I just opened my flask and closed it, turning it in my hands, watching the tiny minnows in the stream. The silence dragged on. I said nothing. There was nothing to say.
‘I love
d her and hated her. I think that the reason I’m who I am is only because of her. I’m doing everything I can to get as far away from her as possible. I’m trying to amass more power than she, a goddess, can ever have. To avenge each babe I must kill a hundred thousand enemies. To honour each brother and sister I never had, I must build great cities. For my father, I can never do enough.’ His voice was a hard whisper. He was having trouble breathing again; his face was congested, and I wondered if he were asthmatic.
‘Alex?’ I put my hand on his arm and squeezed. ‘None of that is your fault. You were caught between your parents, but that doesn’t mean you are like them. It was just circumstances, and you must try not to let them ruin your life. You’re a good person, a great person.
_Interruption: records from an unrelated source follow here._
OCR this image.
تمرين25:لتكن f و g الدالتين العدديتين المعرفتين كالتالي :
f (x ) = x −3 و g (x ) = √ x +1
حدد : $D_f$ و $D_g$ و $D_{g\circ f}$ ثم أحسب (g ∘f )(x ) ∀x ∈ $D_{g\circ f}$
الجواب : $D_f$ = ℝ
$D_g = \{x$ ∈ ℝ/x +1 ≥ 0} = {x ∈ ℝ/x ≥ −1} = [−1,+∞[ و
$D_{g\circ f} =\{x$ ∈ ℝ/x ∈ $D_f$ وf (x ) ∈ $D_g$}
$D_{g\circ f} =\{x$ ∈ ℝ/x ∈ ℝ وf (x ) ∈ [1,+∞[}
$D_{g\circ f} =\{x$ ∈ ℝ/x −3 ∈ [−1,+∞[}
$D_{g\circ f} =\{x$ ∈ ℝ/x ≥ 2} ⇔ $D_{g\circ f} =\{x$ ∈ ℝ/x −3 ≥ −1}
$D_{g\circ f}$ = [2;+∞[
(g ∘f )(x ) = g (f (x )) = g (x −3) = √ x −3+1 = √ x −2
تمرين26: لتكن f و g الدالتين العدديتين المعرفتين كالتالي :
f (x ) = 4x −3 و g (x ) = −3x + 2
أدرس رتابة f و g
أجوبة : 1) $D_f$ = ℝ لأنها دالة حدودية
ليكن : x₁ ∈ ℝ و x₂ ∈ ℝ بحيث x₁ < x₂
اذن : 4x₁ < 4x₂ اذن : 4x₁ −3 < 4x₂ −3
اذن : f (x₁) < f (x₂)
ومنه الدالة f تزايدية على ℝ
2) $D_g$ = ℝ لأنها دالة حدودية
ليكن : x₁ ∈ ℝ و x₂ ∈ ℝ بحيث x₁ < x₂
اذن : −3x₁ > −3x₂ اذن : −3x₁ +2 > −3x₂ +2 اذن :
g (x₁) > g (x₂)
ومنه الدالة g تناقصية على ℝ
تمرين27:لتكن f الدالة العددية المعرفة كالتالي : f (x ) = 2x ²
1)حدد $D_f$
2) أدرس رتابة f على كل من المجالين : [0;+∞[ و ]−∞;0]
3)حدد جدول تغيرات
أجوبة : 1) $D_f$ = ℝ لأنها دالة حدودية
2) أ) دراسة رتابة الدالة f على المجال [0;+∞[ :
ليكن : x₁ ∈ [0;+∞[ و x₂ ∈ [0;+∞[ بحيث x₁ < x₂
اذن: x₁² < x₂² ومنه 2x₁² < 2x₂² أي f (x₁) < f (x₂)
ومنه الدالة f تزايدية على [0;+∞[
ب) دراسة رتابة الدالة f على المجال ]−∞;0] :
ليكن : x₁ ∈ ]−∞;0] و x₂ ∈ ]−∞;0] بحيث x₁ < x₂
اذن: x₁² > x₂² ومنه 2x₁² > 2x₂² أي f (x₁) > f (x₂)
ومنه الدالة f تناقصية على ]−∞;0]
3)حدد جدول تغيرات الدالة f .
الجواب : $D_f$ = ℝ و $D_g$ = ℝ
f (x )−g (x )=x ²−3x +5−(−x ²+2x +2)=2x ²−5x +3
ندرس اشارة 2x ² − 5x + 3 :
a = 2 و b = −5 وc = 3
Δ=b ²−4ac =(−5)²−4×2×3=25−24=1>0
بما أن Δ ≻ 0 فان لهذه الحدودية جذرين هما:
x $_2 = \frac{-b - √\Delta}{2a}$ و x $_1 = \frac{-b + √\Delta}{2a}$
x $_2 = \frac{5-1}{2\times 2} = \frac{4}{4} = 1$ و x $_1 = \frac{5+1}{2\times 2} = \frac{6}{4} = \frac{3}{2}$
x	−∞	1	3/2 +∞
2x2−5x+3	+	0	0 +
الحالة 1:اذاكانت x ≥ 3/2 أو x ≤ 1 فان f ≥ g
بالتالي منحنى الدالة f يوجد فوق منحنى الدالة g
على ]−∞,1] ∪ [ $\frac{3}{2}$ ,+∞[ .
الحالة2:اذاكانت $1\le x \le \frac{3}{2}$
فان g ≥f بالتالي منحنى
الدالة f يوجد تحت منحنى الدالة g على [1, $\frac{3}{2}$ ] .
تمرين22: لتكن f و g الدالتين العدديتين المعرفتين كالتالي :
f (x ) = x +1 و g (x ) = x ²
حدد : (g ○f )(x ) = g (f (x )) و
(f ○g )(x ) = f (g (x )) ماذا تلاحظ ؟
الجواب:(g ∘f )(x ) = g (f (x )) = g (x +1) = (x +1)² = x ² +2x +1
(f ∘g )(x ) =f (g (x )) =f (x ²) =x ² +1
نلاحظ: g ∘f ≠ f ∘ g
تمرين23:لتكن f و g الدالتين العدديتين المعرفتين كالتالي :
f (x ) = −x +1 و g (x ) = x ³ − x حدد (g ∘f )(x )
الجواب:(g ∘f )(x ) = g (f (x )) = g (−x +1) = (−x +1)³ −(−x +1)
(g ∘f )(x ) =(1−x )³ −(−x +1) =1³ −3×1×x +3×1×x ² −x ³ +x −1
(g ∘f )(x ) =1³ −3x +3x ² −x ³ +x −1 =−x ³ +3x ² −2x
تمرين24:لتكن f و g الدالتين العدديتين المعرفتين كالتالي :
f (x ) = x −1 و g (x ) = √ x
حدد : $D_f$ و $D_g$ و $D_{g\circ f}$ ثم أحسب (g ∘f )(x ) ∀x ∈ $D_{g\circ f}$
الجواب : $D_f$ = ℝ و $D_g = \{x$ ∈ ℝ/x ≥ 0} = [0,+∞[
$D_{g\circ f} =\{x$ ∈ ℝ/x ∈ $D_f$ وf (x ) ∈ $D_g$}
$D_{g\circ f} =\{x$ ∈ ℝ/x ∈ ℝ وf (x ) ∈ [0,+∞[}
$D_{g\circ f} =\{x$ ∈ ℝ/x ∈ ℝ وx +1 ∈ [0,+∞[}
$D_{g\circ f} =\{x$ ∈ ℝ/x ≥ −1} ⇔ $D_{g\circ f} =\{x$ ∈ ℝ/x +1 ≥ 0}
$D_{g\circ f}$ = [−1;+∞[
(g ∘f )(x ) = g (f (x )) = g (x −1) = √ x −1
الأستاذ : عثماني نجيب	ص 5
Why, you’re Alexander the Great, don't you know?’
The look on his face was so terrible. It was like that of a dying man. ‘I don’t know,’ he said slowly, taking time to draw each breath. ‘And I don’t know who you are. Will you tell me, Ashley? Please?’
I closed my eyes. It was taking all my willpower not to break down and tell him, but how could I? If I loved him at all, I couldn’t tell him. I shook my head dumbly.
He stood up and untied his horse. Without a word or a glance, he left. He was nearly purple with the effort of breathing. I knew Usse would give him something to ease him, but nothing Usse had could ease my pain. I curled up under the tree next to the brook. I decided to stay there, under the tree, for ever. I would just let myself die. It would be easier than seeing Alexander tearing himself apart.
What I’d seen in Alexander’s face was the knowledge that he was mortal, the knowledge that he was going to have to pay for the sins of his fathers, and the realization that he was nothing. Nothing but dust upon the face of the earth.
Chapter Twenty-four
Plexis came back for me. He would always come back for me. He had been watching Alexander, as he always watched him. He watched him leave in high spirits and come back suicidal. He divined some sort of problem with me, since I was nowhere to be seen, and once he’d made sure Alexander was all right, he rode back to find me.